AKIKO FUJITA: Let's talk about where we are, in terms of the number of coronavirus cases. We have certainly been monitoring a big uptick in the Midwest over the last several weeks. And now you've got the president who says that he has been cleared by his doctor to go back out there because he's no longer symptomatic, holding these rallies. Yesterday it was in Florida. How big of a concern is that for you, as you see all of this play out?

And to the broader question here, there's some debate about whether we're in a first wave still or it's a second wave, but we have started to see that expected uptick in the numbers that are likely to overlap with the flu season. How are you watching that right now? And how is what's playing out this time around different than what we experienced early on in the pandemic?

HEATHER YEO: You know, as a clinician who's certainly concerned about the surge of cases in coronavirus, I think that it's important that we follow the public health measures that we know are out there and actually are helpful. I think that Dr. Anthony Fauci said there are five things that we can try and do to kind of stay the pandemic. And the number one thing that we know that helps prevent transmission in an aerosolized virus an airborne illness, which we now know this is, is mask wearing.

We also need to make sure that we follow social distancing. We also need to avoid major large gatherings as much as we can. And this is going to be harder in the winter months. It's going to be important for us to try and do activities outdoors when we can do them. And then simple things that we should be doing anyway, such as hand washing, can help any germs spread throughout the winter months.

AKIKO FUJITA: And finally, a case that we've been tracking or following out of Nevada, a 25-year-old man there who was infected with the coronavirus twice. The second time, as we understand it, was more dangerous than the first time. It required hospital treatment as well. Fortunately, he's recovered. But what does this say about how much immunity somebody can actually build up to the virus, and how are you looking at that particular case in the broader picture of how to treat the virus, but also how to track it?

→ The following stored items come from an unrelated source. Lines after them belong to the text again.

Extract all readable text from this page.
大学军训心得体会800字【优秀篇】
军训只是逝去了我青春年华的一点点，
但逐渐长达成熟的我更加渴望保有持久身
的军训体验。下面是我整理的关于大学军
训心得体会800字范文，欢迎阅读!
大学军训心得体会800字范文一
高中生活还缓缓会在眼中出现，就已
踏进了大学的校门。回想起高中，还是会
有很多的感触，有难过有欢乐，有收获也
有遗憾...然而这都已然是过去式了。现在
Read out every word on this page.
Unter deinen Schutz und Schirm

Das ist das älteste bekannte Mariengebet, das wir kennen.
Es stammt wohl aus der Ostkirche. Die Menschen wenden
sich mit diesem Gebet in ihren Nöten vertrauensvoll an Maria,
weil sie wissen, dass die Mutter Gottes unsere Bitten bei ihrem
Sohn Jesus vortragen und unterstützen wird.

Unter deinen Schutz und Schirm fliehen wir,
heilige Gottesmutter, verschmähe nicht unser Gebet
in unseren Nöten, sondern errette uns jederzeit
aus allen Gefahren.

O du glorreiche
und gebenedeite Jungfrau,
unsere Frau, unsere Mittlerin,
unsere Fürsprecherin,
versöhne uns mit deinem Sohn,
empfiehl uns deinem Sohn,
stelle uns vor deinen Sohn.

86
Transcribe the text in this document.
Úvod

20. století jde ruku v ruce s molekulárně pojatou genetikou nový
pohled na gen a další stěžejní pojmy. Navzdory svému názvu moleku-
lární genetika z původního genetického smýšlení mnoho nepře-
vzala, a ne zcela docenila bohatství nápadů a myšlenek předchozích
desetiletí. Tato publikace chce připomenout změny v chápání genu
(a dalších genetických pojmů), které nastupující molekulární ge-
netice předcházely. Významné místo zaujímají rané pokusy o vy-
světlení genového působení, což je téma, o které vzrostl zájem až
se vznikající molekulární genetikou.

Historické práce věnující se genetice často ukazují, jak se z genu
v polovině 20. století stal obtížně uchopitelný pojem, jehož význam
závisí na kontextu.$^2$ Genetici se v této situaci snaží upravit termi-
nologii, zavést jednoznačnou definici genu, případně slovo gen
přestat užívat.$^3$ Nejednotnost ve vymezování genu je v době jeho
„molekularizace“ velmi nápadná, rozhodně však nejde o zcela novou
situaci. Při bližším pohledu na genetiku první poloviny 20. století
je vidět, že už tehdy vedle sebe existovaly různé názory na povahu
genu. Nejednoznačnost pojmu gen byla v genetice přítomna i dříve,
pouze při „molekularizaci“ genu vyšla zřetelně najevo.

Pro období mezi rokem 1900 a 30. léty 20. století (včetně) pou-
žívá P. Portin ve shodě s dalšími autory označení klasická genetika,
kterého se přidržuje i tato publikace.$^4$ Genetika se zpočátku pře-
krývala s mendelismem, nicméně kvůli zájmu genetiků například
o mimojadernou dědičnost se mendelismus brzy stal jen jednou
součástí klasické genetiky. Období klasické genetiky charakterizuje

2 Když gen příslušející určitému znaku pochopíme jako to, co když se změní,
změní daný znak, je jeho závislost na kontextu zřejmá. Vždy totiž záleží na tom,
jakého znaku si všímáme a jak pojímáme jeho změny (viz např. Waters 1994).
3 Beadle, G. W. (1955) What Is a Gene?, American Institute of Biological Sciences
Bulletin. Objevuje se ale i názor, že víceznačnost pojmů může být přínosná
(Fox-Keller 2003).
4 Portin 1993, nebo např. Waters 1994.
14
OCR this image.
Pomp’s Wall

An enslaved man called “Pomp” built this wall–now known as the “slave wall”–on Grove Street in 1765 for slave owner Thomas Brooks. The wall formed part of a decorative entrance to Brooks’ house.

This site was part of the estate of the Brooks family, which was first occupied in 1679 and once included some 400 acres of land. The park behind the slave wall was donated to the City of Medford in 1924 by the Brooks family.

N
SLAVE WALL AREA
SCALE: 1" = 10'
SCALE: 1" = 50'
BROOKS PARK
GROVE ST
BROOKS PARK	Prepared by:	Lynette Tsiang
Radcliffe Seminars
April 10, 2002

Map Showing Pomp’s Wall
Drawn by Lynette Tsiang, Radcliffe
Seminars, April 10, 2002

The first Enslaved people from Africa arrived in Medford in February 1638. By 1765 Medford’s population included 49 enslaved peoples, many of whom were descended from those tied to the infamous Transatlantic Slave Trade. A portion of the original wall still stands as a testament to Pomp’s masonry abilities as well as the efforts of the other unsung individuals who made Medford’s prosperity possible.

HEATHER YEO: Yeah, I think that's really difficult, and it's something we're still trying to figure out. You know, I've talked to a number of infectious disease experts, trying to understand how immunity actually works with this. And just like the common cold and many other history things that we've seen over the past century, has been an understanding that we-- for some vex-- for some viruses, we may build immunity after a few exposures. But for others, it takes more frequent exposure.

I, myself, had coronavirus in March and tried to donate plasma about a month, month and a half later. And my antibody levels had actually gone below what would be helpful for donation. So I think there's still so much we don't know about this virus.

AKIKO FUJITA: Yeah, certainly a good reminder, even as we are now-- what? In month seven or eight of COVID here in the US. Dr. Heather Yeo with the Weill Cornell Medical College, great to have you on today.

HEATHER YEO: Thanks so much. I appreciate it.